另一边的琅玦却没有心软,又给了兔妖一掌,“谁知道你说的是不是真的!你说你遇到了捉妖师,那他为何不杀你?而是将你赶出来。你肯定是被他收买了!”
一旁的白狐看着兔妖口吐鲜血,奄奄一息的样子后,不禁皱起了眉头。
说完琅玦便拉走了白狐,“我们走!”
走时,白狐回头看了眼躺在地上的兔妖,眼底犹存一丝善念。
都城。
白狐看着这座繁华的都城,心里隐隐感应到了白苒的灵力,“我感应到了我娘的灵力。”白狐将全部的希望都寄托在了这里。
“你们都听说了吗?今日,那白家大少爷听完书后,直接往桌上扔了几块金锭。还说讲的好,下次还会给更多,直接吓得那姓谈的跪地行大礼,边拜边说‘白少爷万岁’。”大街上来来往往的人都在讨论白裘的纨绔事迹。
“每天那白家大少爷都到处吃喝玩乐,我要是能和他一样有个首富爹,我也那样!对了,听说他身边还有一红颜相伴。”
“我见过那姑娘,长得那可叫一个国色天香!说不定啊,以后这白府女主人就是她了。”一穿着儒雅的富家子弟得意地说道。

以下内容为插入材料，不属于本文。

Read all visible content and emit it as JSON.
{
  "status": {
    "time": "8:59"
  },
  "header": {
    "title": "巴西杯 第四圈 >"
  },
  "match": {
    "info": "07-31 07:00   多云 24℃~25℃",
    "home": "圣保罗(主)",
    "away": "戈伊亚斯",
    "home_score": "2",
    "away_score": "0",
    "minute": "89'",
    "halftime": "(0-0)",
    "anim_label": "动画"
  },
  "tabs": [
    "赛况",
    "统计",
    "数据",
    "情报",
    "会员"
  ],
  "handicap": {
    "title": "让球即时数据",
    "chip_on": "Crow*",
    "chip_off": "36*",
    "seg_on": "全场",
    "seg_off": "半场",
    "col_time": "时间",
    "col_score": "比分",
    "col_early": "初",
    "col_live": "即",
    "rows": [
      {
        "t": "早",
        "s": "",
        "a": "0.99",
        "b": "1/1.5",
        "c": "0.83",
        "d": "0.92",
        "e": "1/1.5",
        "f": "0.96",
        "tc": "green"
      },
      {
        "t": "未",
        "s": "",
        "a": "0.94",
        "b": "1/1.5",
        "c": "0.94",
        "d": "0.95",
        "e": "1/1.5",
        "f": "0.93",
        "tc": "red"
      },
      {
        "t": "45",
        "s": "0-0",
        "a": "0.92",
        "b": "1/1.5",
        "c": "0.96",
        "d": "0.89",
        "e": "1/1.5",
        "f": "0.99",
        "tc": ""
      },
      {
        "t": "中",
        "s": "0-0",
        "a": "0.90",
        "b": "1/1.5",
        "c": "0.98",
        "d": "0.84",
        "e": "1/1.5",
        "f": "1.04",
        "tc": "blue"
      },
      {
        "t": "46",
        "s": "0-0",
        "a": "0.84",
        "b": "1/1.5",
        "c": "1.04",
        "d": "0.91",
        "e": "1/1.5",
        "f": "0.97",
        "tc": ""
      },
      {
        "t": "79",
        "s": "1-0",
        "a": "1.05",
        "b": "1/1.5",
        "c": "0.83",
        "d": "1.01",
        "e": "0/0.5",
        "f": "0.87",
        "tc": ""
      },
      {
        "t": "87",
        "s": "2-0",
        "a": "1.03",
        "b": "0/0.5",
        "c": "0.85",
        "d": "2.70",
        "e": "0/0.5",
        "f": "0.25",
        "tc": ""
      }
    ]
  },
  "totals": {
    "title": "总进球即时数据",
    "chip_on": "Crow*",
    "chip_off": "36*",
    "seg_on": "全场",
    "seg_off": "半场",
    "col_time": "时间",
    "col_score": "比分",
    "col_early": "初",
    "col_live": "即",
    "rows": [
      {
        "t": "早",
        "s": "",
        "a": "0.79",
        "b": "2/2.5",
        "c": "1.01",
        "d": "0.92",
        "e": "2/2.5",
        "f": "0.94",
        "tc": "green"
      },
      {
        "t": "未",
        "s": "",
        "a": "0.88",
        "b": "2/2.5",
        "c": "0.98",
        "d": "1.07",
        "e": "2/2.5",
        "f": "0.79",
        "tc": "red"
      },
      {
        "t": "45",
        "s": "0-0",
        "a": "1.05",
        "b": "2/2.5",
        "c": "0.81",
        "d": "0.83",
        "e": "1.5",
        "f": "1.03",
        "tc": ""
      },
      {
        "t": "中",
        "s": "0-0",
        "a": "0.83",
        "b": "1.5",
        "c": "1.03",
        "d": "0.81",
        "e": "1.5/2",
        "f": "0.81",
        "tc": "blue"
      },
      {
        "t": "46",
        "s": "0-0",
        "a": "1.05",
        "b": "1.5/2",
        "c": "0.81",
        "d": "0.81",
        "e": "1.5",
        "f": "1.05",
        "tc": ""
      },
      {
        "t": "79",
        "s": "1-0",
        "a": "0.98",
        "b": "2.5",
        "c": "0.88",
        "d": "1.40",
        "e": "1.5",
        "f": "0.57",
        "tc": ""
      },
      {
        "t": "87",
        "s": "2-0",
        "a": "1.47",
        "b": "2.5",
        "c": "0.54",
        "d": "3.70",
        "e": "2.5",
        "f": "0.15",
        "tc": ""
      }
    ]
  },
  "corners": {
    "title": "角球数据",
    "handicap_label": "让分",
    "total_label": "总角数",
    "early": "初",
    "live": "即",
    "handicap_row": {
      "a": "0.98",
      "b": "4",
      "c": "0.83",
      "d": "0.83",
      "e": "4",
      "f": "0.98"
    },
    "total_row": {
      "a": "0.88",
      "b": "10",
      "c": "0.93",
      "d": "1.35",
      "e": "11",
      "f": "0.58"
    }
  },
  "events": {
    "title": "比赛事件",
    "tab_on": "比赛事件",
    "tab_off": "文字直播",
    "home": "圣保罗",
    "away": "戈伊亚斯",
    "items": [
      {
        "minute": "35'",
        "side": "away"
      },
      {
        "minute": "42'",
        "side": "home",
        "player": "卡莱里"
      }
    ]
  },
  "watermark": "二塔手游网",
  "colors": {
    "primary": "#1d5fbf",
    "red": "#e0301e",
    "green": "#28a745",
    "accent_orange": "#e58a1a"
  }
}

“那姑娘一直都被白大少爷保护的很好,你又是如何得见的?”
“是啊云毅,快跟我们说说!”另一个富家子弟凑了过去,“不过是有次我去他家玩,那姑娘正好来找白裘,被我碰见了。白裘就将我引荐给了那姑娘。我和那姑娘后来也就认识了。”
“那姑娘的芳名是什么?”
“全名不知道,不过,我们都叫她小月姑娘。”说到这云毅的嘴角不禁上扬,“人如其名,说的大概就是小月姑娘了。”
其他人听后纷纷投去羡慕的眼神。
“不说了不说了,我要去赴约了!”说完云毅便摇着扇子扬长而去。
静水台,原先只是一处小有名气的雅阁,自从白裘经常来访后,此处便在都城中名声大噪。
静水台,顾名思义,便是矗立于静水之上的高台,台高二十三丈,下可俯瞰大半座都城,上可近观日月星辰。远离市井喧闹,静听风雨鸟鸣声。